Users have a uniform experience, regardless of their access method.
2. Build a smarter network that adapts to business needs programmatically: With SDN, the network becomes more intelligent and changes dynamically in response to application and business needs.
With SDN enabled across the network, IT can enforce service levels to automatically deliver the necessary network performance, quality of service or security.
Open, standards-based APIs make it easy to create SDN applications, which directly and programmatically communicate their network requirements and desired network behaviour to the SDN controller.
3. Unify management of the wired and wireless network: Having single-pane-of-glass management for the wired and wireless LAN simplifies network operations and lowers costs.
Administrators can view clients using a single tool, no matter which network they’re on, and they gain greater visibility into the unified network. Network administrators finally can put an end to swivel-chair management.

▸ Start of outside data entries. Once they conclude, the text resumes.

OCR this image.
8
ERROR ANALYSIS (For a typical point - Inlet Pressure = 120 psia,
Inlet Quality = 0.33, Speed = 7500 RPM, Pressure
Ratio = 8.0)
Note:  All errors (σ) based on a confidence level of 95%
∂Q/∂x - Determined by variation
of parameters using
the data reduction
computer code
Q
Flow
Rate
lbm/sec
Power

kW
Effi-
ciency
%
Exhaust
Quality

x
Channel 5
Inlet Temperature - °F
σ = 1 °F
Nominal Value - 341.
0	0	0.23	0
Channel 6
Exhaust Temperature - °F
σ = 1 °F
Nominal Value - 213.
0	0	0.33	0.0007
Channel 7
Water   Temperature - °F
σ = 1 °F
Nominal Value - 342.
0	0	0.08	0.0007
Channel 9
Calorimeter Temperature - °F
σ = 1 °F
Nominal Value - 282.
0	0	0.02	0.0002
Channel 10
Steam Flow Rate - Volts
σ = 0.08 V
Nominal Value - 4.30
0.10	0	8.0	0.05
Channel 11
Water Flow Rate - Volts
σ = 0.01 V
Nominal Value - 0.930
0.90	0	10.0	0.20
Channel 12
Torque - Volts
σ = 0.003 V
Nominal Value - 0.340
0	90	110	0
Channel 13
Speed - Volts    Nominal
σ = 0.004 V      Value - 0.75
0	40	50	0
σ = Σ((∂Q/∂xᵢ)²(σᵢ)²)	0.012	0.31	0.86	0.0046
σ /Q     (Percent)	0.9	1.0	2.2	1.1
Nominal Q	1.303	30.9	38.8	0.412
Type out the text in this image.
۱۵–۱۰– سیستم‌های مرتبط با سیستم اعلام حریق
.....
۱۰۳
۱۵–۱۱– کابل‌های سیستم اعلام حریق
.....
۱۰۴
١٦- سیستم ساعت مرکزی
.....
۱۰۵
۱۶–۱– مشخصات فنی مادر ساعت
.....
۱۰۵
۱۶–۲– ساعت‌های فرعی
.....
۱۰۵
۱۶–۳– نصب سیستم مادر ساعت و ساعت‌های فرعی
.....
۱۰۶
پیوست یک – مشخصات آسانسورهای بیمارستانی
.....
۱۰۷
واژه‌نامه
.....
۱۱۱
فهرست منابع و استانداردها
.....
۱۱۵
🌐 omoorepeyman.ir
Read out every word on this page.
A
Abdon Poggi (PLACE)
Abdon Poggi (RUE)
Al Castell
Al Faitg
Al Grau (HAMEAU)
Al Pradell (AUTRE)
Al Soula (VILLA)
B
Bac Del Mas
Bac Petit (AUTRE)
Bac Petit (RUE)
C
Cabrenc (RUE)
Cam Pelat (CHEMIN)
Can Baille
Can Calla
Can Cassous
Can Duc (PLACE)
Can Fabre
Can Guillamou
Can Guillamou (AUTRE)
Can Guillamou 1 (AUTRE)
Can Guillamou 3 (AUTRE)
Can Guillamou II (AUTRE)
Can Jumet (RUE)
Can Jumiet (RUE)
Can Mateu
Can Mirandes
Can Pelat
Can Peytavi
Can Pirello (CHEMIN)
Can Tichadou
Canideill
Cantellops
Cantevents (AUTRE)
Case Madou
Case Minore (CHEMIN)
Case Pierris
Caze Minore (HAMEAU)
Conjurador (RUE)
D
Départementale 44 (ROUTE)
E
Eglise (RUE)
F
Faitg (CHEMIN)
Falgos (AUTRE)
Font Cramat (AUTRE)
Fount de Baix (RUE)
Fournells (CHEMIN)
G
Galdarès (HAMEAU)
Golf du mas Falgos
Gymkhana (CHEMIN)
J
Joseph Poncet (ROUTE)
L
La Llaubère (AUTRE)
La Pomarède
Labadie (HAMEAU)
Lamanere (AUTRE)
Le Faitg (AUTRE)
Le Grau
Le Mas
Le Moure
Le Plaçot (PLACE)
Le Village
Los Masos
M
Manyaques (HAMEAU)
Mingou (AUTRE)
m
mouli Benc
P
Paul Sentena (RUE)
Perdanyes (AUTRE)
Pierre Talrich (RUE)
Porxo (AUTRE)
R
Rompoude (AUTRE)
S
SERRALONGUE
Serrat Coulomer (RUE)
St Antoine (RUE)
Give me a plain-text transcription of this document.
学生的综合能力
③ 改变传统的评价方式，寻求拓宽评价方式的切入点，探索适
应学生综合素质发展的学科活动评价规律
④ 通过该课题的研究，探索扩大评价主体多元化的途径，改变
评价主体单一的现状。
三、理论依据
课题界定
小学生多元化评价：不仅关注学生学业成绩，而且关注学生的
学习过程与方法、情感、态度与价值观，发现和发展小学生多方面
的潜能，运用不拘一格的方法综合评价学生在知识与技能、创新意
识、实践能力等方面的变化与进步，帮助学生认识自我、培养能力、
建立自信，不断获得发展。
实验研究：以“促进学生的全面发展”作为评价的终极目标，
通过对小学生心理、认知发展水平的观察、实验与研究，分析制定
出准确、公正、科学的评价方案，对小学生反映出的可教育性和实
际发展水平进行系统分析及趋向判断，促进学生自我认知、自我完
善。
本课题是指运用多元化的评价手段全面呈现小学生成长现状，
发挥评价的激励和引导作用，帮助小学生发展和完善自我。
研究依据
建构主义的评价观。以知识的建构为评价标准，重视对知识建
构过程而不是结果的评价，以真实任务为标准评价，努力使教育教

4. Have greater choice of vendors: SDN is open and standards-based, and it lets IT mix and match network components from different vendors. Ultimately, greater choice creates competition in the market, and that drives innovation.
5. Simplify network provisioning and lower total cost of ownership: Because an SDN-enabled network responds dynamically to changing policies and traffic loads, the network administrator is freed from manual, time-consuming tasks.
That lets administrators focus more on strategic work, rather than configuring and reconfiguring network devices to meet the business needs. And ultimately, that lowers the cost of network operations.